Stefan Kempis, hat sich etwas von der Freude dieser brüderlichen Begegnung auf das
muslimische Istanbul übertragen?
„Man hatte auch heute Morgen bei der
göttlichen Liturgie gesehen, die beiden haben sich sehr umarmt und richtig gedrückt
dabei. Aber die Moslems hier beobachten das eher, mit ein bisschen Misstrauen, auch
weil der Papst das Wort ökumenisches Patriarchat in den Mund genommen hat, was ihnen
nicht passt, dieser Anspruch. Und man muss sagen, hier in Istanbul ärgern sich die
Leute vor allen Dingen, weil sie zu Fuß gehen müssen. Es sind größte Teile des Stadtzentrums
vollständig abgesperrt, auch die Brücken. Und man kann nur noch stundenlange Fußmärsche
durch die Stadt auf sich nehmen. Freude kann bei so etwas eigentlich nicht überspringen.“
Für
Bartholomaios jedenfalls ist die Tatsache, dass der Papst zu ihm nach Istanbul kommt,
eine große Sache. Der Patriarch ist ja als Ehrenoberhaupt der Orthodoxie, obwohl manche
das nicht gerne hören, praktisch die orthodoxe Entsprechung zum katholischen Papst.
Doch in Istanbul zählt die orthodoxe Gemeinde heute nur ein- bis zweitausend Köpfe.

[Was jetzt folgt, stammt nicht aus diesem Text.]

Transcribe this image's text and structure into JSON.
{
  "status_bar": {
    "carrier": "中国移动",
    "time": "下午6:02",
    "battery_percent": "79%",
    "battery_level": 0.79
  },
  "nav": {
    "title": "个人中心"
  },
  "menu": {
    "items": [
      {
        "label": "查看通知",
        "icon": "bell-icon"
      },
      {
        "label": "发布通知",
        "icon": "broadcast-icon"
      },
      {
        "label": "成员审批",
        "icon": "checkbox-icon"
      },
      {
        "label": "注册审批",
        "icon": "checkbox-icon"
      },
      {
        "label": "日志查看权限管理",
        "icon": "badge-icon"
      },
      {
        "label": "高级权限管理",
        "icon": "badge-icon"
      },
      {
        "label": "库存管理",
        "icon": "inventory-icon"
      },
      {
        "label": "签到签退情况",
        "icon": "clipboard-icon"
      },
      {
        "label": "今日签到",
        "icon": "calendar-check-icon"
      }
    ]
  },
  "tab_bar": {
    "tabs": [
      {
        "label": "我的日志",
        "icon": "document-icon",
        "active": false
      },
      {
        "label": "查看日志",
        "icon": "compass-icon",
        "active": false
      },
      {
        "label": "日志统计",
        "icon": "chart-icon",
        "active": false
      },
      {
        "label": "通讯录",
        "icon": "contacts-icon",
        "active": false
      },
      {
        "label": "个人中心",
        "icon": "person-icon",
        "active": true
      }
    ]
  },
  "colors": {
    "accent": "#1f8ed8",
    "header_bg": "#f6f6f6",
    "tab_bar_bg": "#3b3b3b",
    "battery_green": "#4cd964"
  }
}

Welchen kirchenpolitischen Gehalt birgt dieses brüderliche Gipfeltreffen, wie bedeutsam
ist es letztlich?
„Es ist ein wichtiges Startsignal für eine persönliche
Beziehung zwischen Benedikt und Bartholomais, und als solches kann man es gar nicht
unterschätzen. Denn es liegt oft an solchen kleinen Einzelheiten, am persönlichen
Kontakt wie die Ökumene weitergeht. Dass der theologische Dialog für ein paar Jahre
unterbrochen war, hat sicher mit den persönlichen und gar nicht nur mit theologischen
Fragen zu tun. Ansonsten kirchenpolitisch trumpft natürlich Bartholomais auch mit
seinem hohen Gast aus Rom auf und macht darauf aufmerksam, dass es in Istanbul ein
kleines, aber feines, weil doch ökumenisch bedeutendes Patriarchat gibt. Er versucht
also die Aufmerksamkeit dazu zu nutzen, gegenüber den türkischen Behörden etwas mehr
Spielraum zu gewinnen.“
Wie unbeliebt macht er sich damit?
„Er
ist schon sehr unbeliebt, das merkt man wenn man hier die Zeitung ließt. Die Fotos
zeigen ihn so ungünstig wie möglich. Der Papst wird ja noch einigermaßen akzeptiert
von den Türken, aber Bartholomaios ist in der überwältigenden Mehrheit der Bevölkerung
einfach unbeliebt und nicht sehr erwünscht. Er gilt als Störenfried, der trotzig,
hartnäckig auf uralten Ansprüchen besteht, über die die Zeit doch eigentlich hinweggegangen
sei.“
Kardinal Walter Kasper, der Ökumene-Chef des Papstes, hat, wie
es heißt, bis zur allerletzten Sekunde an der Gemeinsamen Erklärung gefeilt. Den großen
ökumenischen Durchbruch bringt das Dokument nicht, das hatte aber auch niemand erwartet.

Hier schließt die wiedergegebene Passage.